In truth, some of this might be because all of this came to us in the wake of Carrie’s real-world passing – and that no doubt colours some of my response somewhat. But, even if that hadn’t happened, I might’ve liked this sequence.
Now the problem is that the execution of it is very awkward and that the logic of the sequence doesn’t hold up very well. When she flies back to the ship, it does look unintentionally comical. But I argue that at its core, at its heart, and the IDEA of it, it works very well. It would probably work better in the novelisation or in a comic-book than it does on the screen.
So I totally understand why it’s there. And, on the balance, I’m glad that we got to see Leia use the Force at least one time.
In fact, as Star Wars fans, we are actually accustomed to really powerful or important moments being somewhat undermined by clunky or uneven execution.
There are people even now who, for example, dislike the Yoda fight scene (against Dooku) from Attack of the Clones. At the time, that scene was a big moment – a big, dramatic reveal meant to do fan-service. We had never seen Yoda fight before. We didn’t know if he owned a lightsaber or even if he was the kind of Jedi who would physically fight anyone.
The Yoda scene in AOTC is in fact the perfect way to look at the Leia ‘Mary Poppins’ scene, because they’re doing the same thing in film terms. Just as we had wondered whether Yoda was a fighter, we have always wondered if Leia had Force abilities. And just as we never saw Yoda fight until that moment, we had never seen a display of Force powers from Leia until this moment.

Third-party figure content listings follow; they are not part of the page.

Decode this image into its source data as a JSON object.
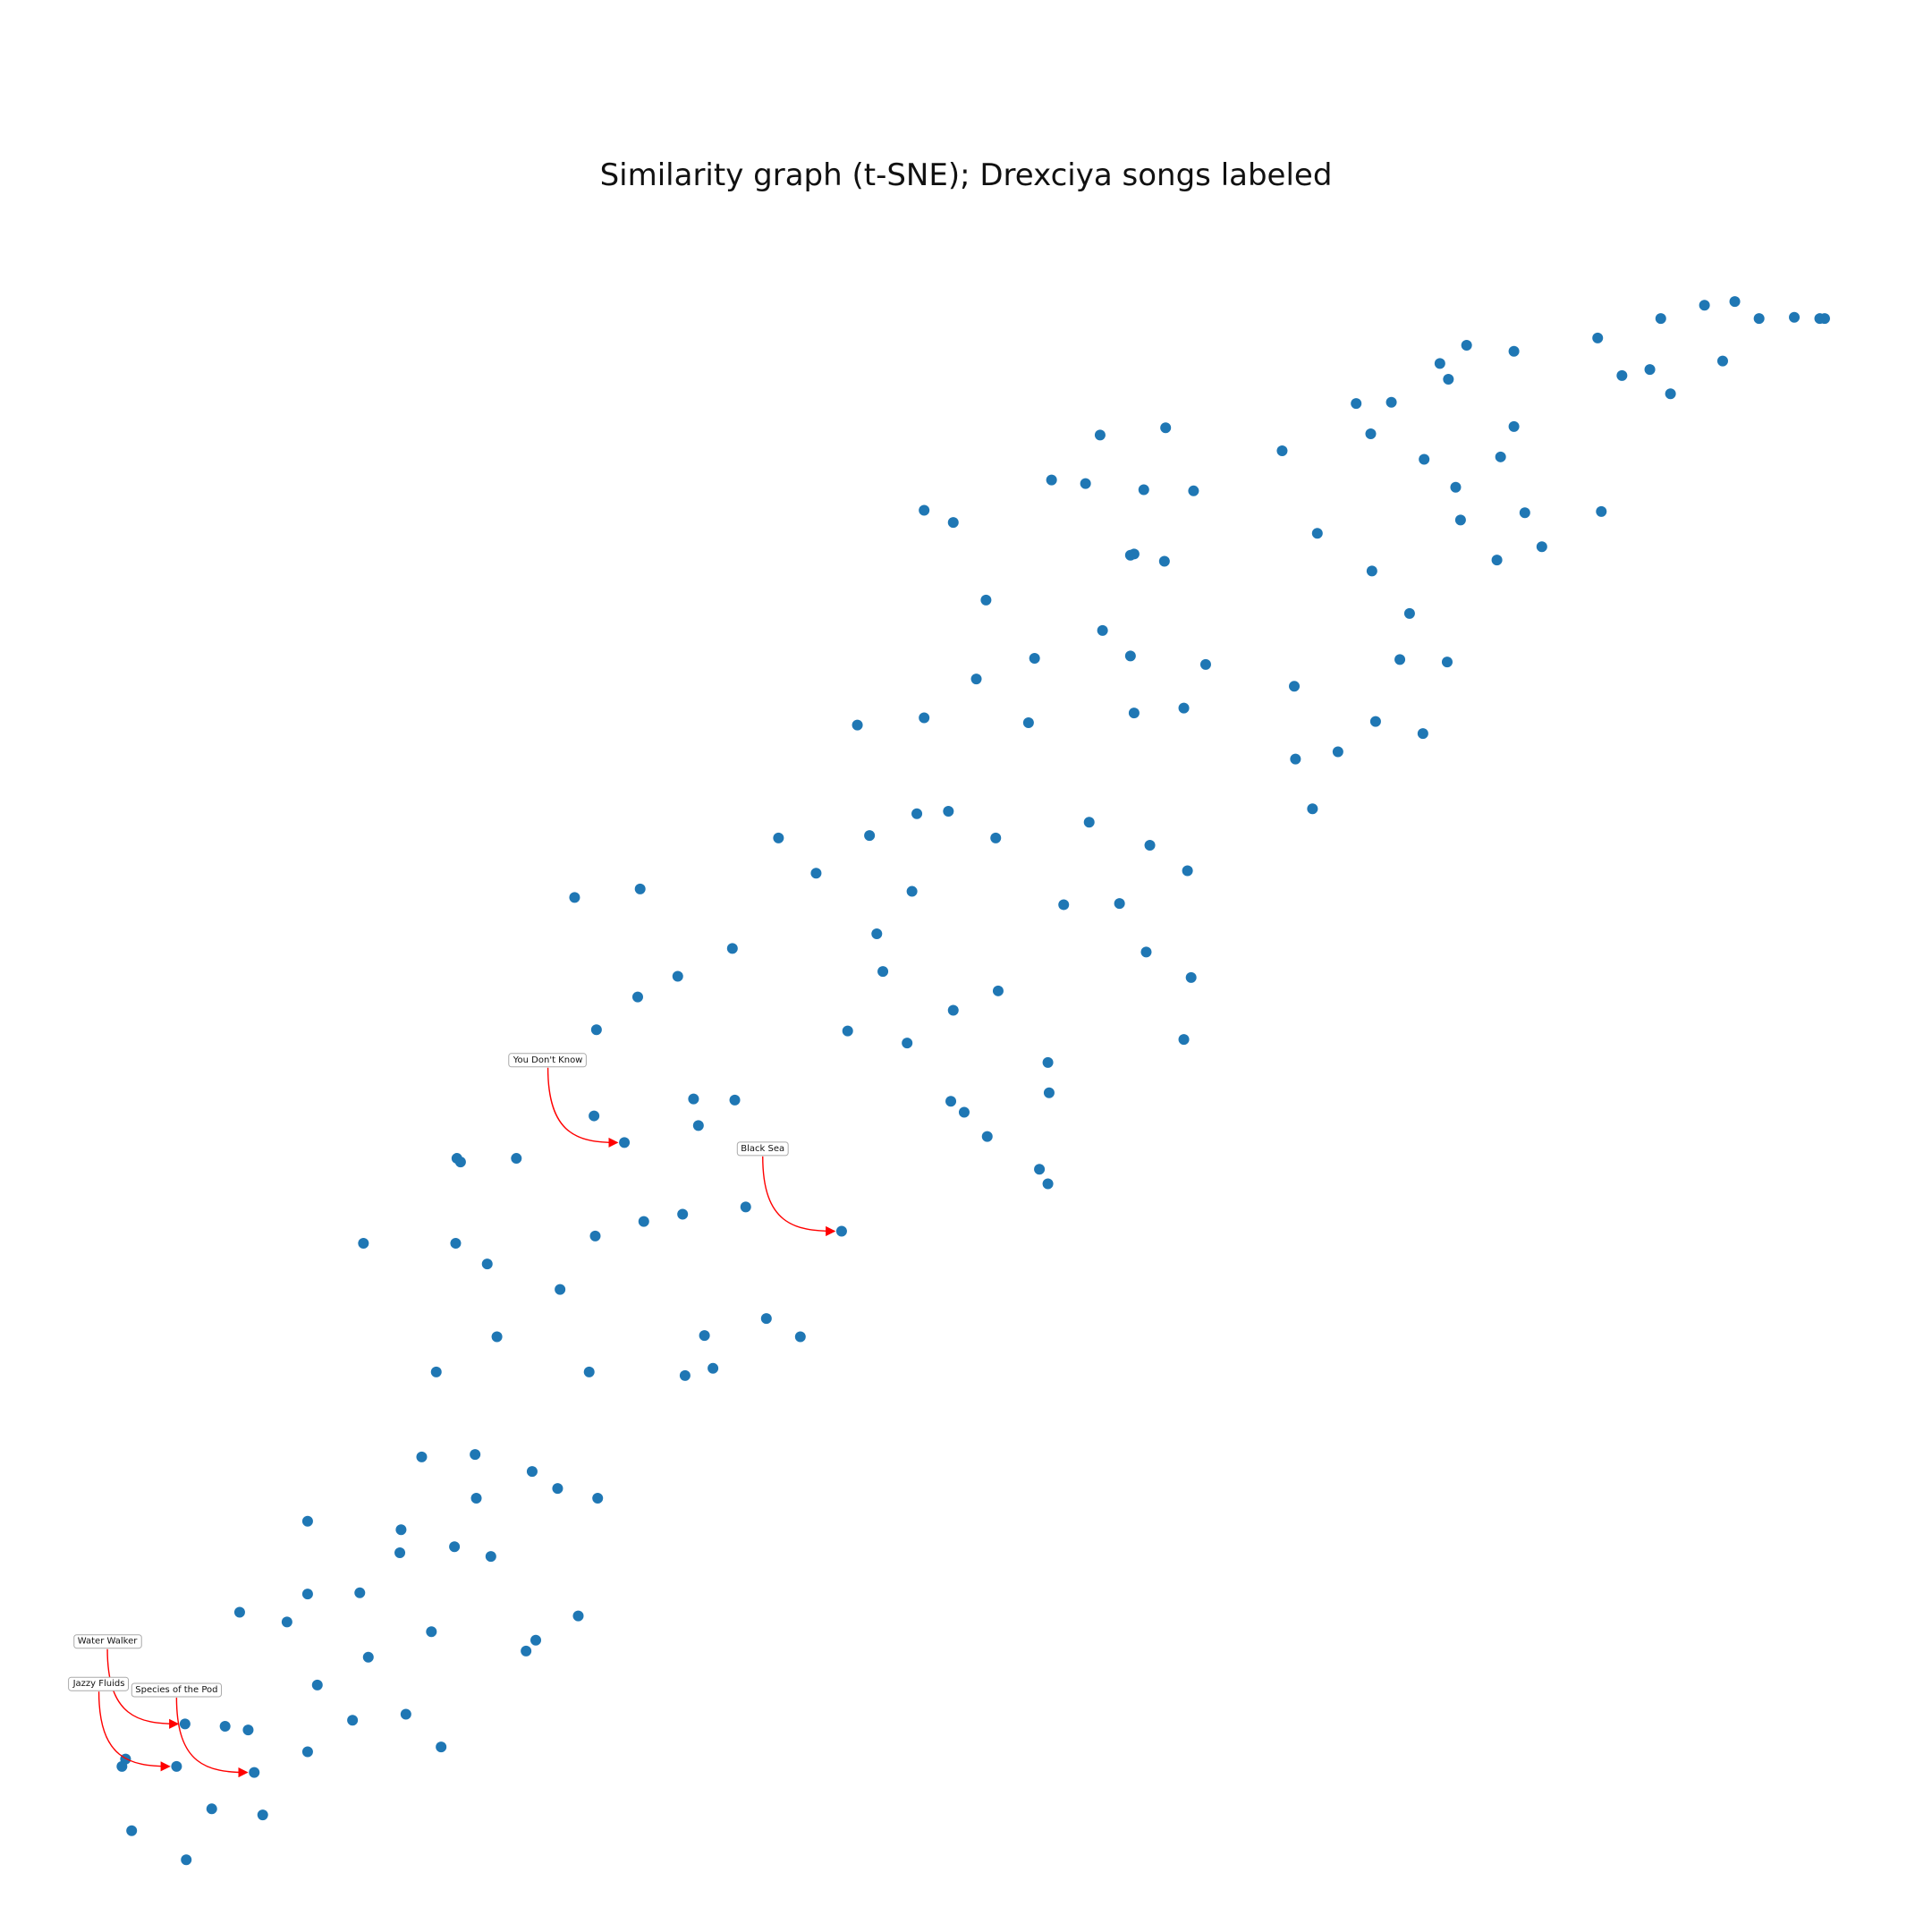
{
  "chart_data": {
    "type": "scatter",
    "title": "Similarity graph (t-SNE); Drexciya songs labeled",
    "xlabel": "",
    "ylabel": "",
    "axes_visible": false,
    "grid": false,
    "xlim": [
      0,
      1533
    ],
    "ylim": [
      -1533,
      0
    ],
    "point_color": "#1f77b4",
    "annotation_color": "#ff0000",
    "points": [
      [
        1470,
        233
      ],
      [
        1474,
        233
      ],
      [
        1449,
        232
      ],
      [
        1420,
        233
      ],
      [
        1400,
        219
      ],
      [
        1375,
        222
      ],
      [
        1339,
        233
      ],
      [
        1287,
        249
      ],
      [
        1390,
        268
      ],
      [
        1330,
        275
      ],
      [
        1307,
        280
      ],
      [
        1347,
        295
      ],
      [
        1179,
        255
      ],
      [
        1218,
        260
      ],
      [
        1157,
        270
      ],
      [
        1164,
        283
      ],
      [
        1088,
        303
      ],
      [
        1117,
        302
      ],
      [
        1218,
        322
      ],
      [
        1100,
        328
      ],
      [
        1207,
        347
      ],
      [
        1144,
        349
      ],
      [
        1170,
        372
      ],
      [
        1027,
        342
      ],
      [
        1174,
        399
      ],
      [
        1227,
        393
      ],
      [
        1290,
        392
      ],
      [
        1241,
        421
      ],
      [
        1204,
        432
      ],
      [
        1056,
        410
      ],
      [
        1101,
        441
      ],
      [
        1132,
        476
      ],
      [
        1124,
        514
      ],
      [
        1163,
        516
      ],
      [
        1037,
        536
      ],
      [
        1104,
        565
      ],
      [
        1143,
        575
      ],
      [
        1073,
        590
      ],
      [
        1038,
        596
      ],
      [
        1052,
        637
      ],
      [
        931,
        323
      ],
      [
        877,
        329
      ],
      [
        837,
        366
      ],
      [
        865,
        369
      ],
      [
        913,
        374
      ],
      [
        954,
        375
      ],
      [
        732,
        391
      ],
      [
        756,
        401
      ],
      [
        902,
        428
      ],
      [
        905,
        427
      ],
      [
        930,
        433
      ],
      [
        783,
        465
      ],
      [
        879,
        490
      ],
      [
        902,
        511
      ],
      [
        823,
        513
      ],
      [
        964,
        518
      ],
      [
        775,
        530
      ],
      [
        905,
        558
      ],
      [
        946,
        554
      ],
      [
        732,
        562
      ],
      [
        818,
        566
      ],
      [
        677,
        568
      ],
      [
        687,
        659
      ],
      [
        612,
        661
      ],
      [
        643,
        690
      ],
      [
        726,
        641
      ],
      [
        752,
        639
      ],
      [
        791,
        661
      ],
      [
        868,
        648
      ],
      [
        918,
        667
      ],
      [
        949,
        688
      ],
      [
        847,
        716
      ],
      [
        893,
        715
      ],
      [
        722,
        705
      ],
      [
        693,
        740
      ],
      [
        915,
        755
      ],
      [
        952,
        776
      ],
      [
        698,
        771
      ],
      [
        793,
        787
      ],
      [
        756,
        803
      ],
      [
        669,
        820
      ],
      [
        718,
        830
      ],
      [
        946,
        827
      ],
      [
        834,
        846
      ],
      [
        754,
        878
      ],
      [
        835,
        871
      ],
      [
        765,
        887
      ],
      [
        784,
        907
      ],
      [
        827,
        934
      ],
      [
        834,
        946
      ],
      [
        444,
        710
      ],
      [
        498,
        703
      ],
      [
        574,
        752
      ],
      [
        529,
        775
      ],
      [
        496,
        792
      ],
      [
        462,
        819
      ],
      [
        460,
        890
      ],
      [
        485,
        912
      ],
      [
        542,
        876
      ],
      [
        576,
        877
      ],
      [
        546,
        898
      ],
      [
        347,
        925
      ],
      [
        350,
        928
      ],
      [
        396,
        925
      ],
      [
        664,
        985
      ],
      [
        585,
        965
      ],
      [
        533,
        971
      ],
      [
        501,
        977
      ],
      [
        461,
        989
      ],
      [
        270,
        995
      ],
      [
        346,
        995
      ],
      [
        372,
        1012
      ],
      [
        432,
        1033
      ],
      [
        380,
        1072
      ],
      [
        551,
        1071
      ],
      [
        602,
        1057
      ],
      [
        630,
        1072
      ],
      [
        330,
        1101
      ],
      [
        456,
        1101
      ],
      [
        535,
        1104
      ],
      [
        558,
        1098
      ],
      [
        318,
        1171
      ],
      [
        362,
        1169
      ],
      [
        409,
        1183
      ],
      [
        430,
        1197
      ],
      [
        463,
        1205
      ],
      [
        363,
        1205
      ],
      [
        224,
        1224
      ],
      [
        301,
        1231
      ],
      [
        300,
        1250
      ],
      [
        345,
        1245
      ],
      [
        375,
        1253
      ],
      [
        224,
        1284
      ],
      [
        267,
        1283
      ],
      [
        168,
        1299
      ],
      [
        207,
        1307
      ],
      [
        447,
        1302
      ],
      [
        326,
        1315
      ],
      [
        412,
        1322
      ],
      [
        404,
        1331
      ],
      [
        274,
        1336
      ],
      [
        232,
        1359
      ],
      [
        123,
        1391
      ],
      [
        156,
        1393
      ],
      [
        175,
        1396
      ],
      [
        261,
        1388
      ],
      [
        305,
        1383
      ],
      [
        116,
        1426
      ],
      [
        74,
        1420
      ],
      [
        71,
        1426
      ],
      [
        180,
        1431
      ],
      [
        224,
        1414
      ],
      [
        334,
        1410
      ],
      [
        145,
        1461
      ],
      [
        187,
        1466
      ],
      [
        79,
        1479
      ],
      [
        124,
        1503
      ]
    ],
    "annotations": [
      {
        "label": "You Don't Know",
        "target": [
          485,
          912
        ],
        "text_at": [
          422,
          843
        ]
      },
      {
        "label": "Black Sea",
        "target": [
          664,
          985
        ],
        "text_at": [
          599,
          916
        ]
      },
      {
        "label": "Water Walker",
        "target": [
          123,
          1391
        ],
        "text_at": [
          59,
          1322
        ]
      },
      {
        "label": "Jazzy Fluids",
        "target": [
          116,
          1426
        ],
        "text_at": [
          52,
          1357
        ]
      },
      {
        "label": "Species of the Pod",
        "target": [
          180,
          1431
        ],
        "text_at": [
          116,
          1362
        ]
      }
    ]
  }
}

And just as a lot of fans dislike that Yoda sequence, a lot of fans intensely dislike this Leia sequence.
For balance, a lot of fans actually do like the Yoda/Dooku fight – just as a lot of people like the Mary Poppins scene in The Last Jedi. I always liked it: but in both cases, you had a very awkward, difficult moment to try to get right and the filmmakers had to decide whether to risk the awkwardness for the sake of the potential power of the moment.
George Lucas even said at the time that he had been nervous about the Yoda/Dooku fight looking silly – but he knew it had to be there. Likewise, I’m sure Rian Johnson had similar concerns about the Leia ‘Mary Poppins’ scene.
But another good example is to think back to the birth of Darth Vader at the end of Revenge of the Sith. That whole scene was epically, beautifully sequence and rendered, beautifully juxtaposed with the death of Padme and the birth of Luke and Leia – and then Lucas almost destroyed the whole thing by having that badly executed “Noooooooo!” moment.
For some people, that killed the entire scene (heck, for some people that killed the entire film). For me, it didn’t – I loved the rest of it so much that I was just about able to forgive that really bad element.
Something similar has to said about the Mary Poppins scene in The Last Jedi. I think the execution of it is off and it undermines itself: but I get and I like the underlying idea and the reason it’s there, and I think it is a powerful moment.
And, coming back to the main point, The Last Jedi is arguably a very good swan song for Leia. In fact, I think that, as the years go on, we might look back and regard Leia’s swan song as the redeeming feature in this film.
I wouldn’t argue, of course, that The Last Jedi is a better ending for Leia than Return of the Jedi already was (and the same is even more true for Luke). But, given what Rian Johnson had to work with, I think it’s about as good as we could’ve got.
The one thing I keep thinking, when I try to untangle the confused, conflicted mess of The Last Jedi as an overall film, is that it is actually a very good Princess Leia movie.
And that certainly counts for something.